Thanks for the great work and bringing some much needed sanity in the node.js tooling space!



How does bun make a difference in the frontend tech stack that you mentioned?


Last I tried (several months ago) it didn't, the built-in frontend bundler was not very useful so everybody just used 3rd party bundlers so (for most people) it would not have any meaningful differences compared to nodejs. It seems they are putting more effort in the bundler now, so it seems like it can replace plain SPA applications just fine (no SSR). The bundler is inspired by esbuild so you can expect similar capabilities.

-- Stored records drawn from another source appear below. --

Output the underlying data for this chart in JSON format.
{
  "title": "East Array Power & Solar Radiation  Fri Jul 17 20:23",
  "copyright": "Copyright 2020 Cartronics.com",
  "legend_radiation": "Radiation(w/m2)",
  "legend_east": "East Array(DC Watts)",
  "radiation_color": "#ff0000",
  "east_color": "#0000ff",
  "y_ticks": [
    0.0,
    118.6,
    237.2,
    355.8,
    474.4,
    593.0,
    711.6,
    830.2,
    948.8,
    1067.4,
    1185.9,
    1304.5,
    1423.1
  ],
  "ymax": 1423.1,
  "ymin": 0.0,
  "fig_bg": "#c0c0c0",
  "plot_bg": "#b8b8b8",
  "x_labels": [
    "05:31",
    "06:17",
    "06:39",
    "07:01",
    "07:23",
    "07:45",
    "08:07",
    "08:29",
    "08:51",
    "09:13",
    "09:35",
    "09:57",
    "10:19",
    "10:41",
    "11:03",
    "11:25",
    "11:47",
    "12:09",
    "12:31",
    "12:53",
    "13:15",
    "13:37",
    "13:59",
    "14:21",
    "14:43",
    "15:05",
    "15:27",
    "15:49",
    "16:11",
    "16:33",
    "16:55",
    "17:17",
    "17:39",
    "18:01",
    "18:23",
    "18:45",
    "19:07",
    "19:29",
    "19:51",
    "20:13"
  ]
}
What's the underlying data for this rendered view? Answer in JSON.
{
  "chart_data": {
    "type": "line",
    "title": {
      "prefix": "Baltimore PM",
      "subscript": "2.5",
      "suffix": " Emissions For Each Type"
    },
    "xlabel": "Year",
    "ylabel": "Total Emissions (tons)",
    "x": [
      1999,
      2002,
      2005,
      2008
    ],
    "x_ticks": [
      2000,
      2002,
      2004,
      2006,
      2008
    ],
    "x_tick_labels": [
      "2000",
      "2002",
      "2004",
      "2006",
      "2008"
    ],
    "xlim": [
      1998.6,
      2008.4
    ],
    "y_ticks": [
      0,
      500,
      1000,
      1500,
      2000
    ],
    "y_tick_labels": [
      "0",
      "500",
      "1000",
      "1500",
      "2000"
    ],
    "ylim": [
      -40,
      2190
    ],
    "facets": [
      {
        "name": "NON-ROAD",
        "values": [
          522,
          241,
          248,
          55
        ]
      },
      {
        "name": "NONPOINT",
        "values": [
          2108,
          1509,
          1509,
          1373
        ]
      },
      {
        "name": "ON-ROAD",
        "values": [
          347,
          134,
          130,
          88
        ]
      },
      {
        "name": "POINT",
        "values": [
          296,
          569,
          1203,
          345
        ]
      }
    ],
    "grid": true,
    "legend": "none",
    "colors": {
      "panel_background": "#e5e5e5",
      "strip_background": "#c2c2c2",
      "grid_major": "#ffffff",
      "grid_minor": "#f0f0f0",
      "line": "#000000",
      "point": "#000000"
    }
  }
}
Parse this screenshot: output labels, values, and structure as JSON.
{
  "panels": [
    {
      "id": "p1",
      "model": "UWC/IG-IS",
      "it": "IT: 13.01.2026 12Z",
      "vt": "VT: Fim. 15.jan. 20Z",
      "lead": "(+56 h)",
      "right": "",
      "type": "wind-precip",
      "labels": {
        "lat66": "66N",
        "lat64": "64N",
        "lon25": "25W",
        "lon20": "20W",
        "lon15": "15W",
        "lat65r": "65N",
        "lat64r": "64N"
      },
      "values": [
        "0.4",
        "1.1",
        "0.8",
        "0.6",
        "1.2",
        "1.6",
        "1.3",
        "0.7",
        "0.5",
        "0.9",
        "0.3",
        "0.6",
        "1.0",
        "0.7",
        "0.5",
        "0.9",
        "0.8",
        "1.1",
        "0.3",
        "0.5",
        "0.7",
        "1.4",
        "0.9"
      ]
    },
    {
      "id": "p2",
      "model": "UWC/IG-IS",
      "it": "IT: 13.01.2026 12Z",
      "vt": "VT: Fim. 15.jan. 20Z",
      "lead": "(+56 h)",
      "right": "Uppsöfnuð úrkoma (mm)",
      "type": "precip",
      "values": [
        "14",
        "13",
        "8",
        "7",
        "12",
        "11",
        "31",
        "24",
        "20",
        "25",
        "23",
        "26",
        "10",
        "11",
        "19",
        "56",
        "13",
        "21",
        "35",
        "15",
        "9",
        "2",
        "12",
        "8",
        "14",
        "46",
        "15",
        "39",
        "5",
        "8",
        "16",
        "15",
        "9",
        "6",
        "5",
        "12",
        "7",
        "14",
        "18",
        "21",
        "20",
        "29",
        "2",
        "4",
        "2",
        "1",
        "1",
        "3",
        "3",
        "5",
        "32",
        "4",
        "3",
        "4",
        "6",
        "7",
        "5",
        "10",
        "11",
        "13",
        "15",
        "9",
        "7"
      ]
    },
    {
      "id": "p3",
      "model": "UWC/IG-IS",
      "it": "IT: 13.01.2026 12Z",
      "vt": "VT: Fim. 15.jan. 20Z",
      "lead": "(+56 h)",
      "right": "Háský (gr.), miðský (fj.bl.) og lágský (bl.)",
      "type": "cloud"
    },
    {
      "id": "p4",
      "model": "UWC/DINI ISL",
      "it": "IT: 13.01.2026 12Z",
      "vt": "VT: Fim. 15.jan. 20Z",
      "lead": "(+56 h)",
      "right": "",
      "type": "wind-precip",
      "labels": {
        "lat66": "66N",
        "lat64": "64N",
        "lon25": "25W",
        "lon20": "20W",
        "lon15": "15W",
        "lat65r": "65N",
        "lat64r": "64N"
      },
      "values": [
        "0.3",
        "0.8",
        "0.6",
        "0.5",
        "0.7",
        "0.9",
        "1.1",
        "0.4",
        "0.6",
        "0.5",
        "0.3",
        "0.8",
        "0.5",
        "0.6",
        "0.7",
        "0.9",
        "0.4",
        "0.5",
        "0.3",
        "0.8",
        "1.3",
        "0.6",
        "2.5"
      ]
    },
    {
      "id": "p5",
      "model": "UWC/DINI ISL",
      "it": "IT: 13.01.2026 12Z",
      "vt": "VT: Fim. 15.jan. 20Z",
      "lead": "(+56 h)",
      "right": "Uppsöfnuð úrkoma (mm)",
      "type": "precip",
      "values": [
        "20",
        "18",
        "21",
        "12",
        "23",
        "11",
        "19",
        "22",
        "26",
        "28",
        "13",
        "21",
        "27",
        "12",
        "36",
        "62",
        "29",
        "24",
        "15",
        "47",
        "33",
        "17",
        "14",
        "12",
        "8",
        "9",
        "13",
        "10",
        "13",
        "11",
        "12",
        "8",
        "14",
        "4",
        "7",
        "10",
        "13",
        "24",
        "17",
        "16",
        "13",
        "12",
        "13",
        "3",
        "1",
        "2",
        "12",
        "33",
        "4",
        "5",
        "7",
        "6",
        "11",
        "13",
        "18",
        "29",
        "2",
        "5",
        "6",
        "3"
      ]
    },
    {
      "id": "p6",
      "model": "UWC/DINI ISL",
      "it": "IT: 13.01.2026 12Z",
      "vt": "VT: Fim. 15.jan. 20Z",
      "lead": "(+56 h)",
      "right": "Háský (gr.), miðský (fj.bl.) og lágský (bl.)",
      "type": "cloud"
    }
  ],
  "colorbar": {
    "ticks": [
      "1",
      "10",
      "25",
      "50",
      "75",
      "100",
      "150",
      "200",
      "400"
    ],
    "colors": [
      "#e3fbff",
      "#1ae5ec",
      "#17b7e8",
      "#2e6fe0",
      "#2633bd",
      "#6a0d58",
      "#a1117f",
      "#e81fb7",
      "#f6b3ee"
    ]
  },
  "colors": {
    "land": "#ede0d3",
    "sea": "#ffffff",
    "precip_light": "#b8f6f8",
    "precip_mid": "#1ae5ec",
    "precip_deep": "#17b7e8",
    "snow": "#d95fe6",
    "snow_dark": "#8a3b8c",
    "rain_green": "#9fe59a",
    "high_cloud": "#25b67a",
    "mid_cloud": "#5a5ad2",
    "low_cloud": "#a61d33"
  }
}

IMO the main benefit of using their bundler is that things (imports/ES-modules, typescript, unit tests, etc) just behave the same way across build scripts, frontend code, unit tests, etc. You don't get weird errors like "oh the ?. syntax is not supported in the unit test because I didn't add the right transform to jest configuration. But works fine in the frontend where I am using babel".

But if you want to use vercel/nextjs/astro you still are not using their bundler so no better or worse there.


not up to this point, but with this release, bun is now a bundler.

That means potentially no webpack, vite and their jungle of dependencies. It's possible to have bun as a sole dependency for your front and back end. Tbh I'll likely add React and co, but it's possible do do vanilla front end with plain web components.


Bun has always been a bundler (and package manager, and Node runtime). This release adds "HTML imports" as a way to use the bundler.


Doesn't the name "bun" come from the fact that it's a bundler?


No it's just a name. Originally it's an alternative to nodejs.


not really a bundler without a dev server that you can just set to an entry point, and css support


i have been setting up these react/ts/etc project with vite or next.js, just fine , i think you're underestimating how much progress happened in other tooling as well


Idk about next 15 but you can literally bootsrap next 13 using a single index.tsx with typescript & next being the only 2 dependencies in package.json. No typescript is fine too.

It's not new, has been the case for a few years, so honestly I don't get people complaining about next's complexity.


Bun is amazing. It’s a life hack for me. Chatgpt doesnt know much about it so there’s some productivity hit but i love bun.